You will see a UPF rating from 15-50 associated with products that claim they are sun protective. A fabric with a rating of 50 will allow only 1/50th of the sun’s UV rays to pass through. This means the fabric will reduce your skin’s UV radiation exposure significantly because only 2 percent of the UV rays will get through. This also means that it blocks both UVA and UVB rays. Currently, in the United States, the standards for UPF are voluntary and fabrics must be independently tested for ratings.
There are other factors that change a textile's UPF rating over time... if the fabric was treated with a chemical to increase its UPF, that chemical will lose effectiveness after repeated washes (only testing can determine how many washes.) Dyes added to the fabric can increase the UPF (depending on how those dyes break down, it can then lose UPF.) Repeated washing of certain fibers can increase the UPF as they shrink and the weave becomes denser. Repeated stretching can decrease UPF, making the weave of the fibers looser. The list goes on and on and UPF goes up and down.
As I began sourcing for textiles, I specifically rejected any textile that had been coated with an unnatural chemical. I was really hoping to be eco-friendly. There are many textiles that are pre-tested and claim a UPF rating, usually because they have been pre-treated with something. I ended up with two white fabrics and a plan to add prints via sublimation printing. As I started to show the shirts, the questions about sun protection came in and the shirts seemed to be automatically lumped into the "sun shirt" category.
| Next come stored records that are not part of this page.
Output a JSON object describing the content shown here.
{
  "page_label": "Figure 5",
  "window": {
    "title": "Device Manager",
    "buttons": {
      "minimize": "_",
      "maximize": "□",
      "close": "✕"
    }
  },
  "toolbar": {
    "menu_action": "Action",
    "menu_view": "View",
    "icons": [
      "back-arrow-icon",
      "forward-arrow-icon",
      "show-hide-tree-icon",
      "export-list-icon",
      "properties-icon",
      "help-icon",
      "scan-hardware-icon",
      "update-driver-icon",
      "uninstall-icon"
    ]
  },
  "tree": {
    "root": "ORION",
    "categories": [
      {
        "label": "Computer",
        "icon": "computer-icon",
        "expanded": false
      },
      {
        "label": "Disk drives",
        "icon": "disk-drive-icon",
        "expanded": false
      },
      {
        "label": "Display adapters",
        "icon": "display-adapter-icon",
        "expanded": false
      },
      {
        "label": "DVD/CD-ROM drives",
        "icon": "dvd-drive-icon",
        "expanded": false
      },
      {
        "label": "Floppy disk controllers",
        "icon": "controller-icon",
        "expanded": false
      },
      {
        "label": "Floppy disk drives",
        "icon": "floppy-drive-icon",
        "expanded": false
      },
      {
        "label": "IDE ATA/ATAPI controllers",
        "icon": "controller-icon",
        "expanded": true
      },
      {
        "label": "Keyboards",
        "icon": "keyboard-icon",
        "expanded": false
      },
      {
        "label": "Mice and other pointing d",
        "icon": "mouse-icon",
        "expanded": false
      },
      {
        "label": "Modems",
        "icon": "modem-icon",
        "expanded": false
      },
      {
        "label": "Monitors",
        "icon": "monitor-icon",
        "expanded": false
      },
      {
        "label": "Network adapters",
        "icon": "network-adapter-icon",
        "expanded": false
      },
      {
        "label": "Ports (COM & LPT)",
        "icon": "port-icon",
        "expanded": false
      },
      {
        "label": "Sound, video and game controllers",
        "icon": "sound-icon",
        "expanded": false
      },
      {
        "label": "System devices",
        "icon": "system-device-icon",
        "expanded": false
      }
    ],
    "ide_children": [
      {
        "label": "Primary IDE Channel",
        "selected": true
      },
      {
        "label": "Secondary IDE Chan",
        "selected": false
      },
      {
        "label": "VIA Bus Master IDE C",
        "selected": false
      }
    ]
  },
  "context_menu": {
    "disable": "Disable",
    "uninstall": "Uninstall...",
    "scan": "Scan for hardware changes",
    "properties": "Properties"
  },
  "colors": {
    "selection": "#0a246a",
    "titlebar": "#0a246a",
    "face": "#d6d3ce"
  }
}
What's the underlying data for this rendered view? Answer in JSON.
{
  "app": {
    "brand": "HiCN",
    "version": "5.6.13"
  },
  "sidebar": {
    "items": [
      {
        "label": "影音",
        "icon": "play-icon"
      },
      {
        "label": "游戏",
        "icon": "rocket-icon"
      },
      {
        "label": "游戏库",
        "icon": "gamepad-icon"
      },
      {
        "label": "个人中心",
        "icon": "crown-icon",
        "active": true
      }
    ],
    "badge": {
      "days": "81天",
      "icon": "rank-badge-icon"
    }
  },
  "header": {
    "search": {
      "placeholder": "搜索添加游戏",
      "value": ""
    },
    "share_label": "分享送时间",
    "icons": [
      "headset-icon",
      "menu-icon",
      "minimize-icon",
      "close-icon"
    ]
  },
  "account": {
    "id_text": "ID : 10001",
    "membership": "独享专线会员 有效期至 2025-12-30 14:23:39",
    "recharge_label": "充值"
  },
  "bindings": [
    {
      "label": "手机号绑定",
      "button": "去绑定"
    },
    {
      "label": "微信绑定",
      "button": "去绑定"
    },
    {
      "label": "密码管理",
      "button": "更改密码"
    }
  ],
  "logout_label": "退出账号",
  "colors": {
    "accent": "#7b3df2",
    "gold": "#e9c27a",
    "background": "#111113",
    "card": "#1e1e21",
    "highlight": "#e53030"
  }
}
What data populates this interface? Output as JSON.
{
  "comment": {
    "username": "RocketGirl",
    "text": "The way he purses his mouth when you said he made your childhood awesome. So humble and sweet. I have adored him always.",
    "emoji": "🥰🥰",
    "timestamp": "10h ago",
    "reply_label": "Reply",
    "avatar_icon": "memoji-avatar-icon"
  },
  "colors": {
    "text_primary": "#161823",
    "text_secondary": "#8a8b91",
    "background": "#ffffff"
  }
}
Independent lab testing was the only thing I could do to ethically answer any questions about the fabric's sun protection ability. While I never made any claims about the shirts, I could only address the situation if I knew for certain. I sent the fabrics out for testing and waited.
Great news! Both fabrics came back with the ability to protect us from the sun! The main fabric (used for the front, collar, cuffs and the top of the arms) came back with a rating of 50+ and sits high in the Excellent category. The secondary fabric (used for the side panels and back) came back with a rating of 15 and falls nicely in the Good category. (While I was dismayed at the fact that both fabrics weren't overachievers, the lab tester assured me that the Good rating is still a success, and was tested at blocking 91.71% of UVA and 96.38% of UVB. As a comparison, my main fabric that was rated at UPF50+ blocks 97.27% UVA and 98.67% UVB. So Good isn't too far behind.)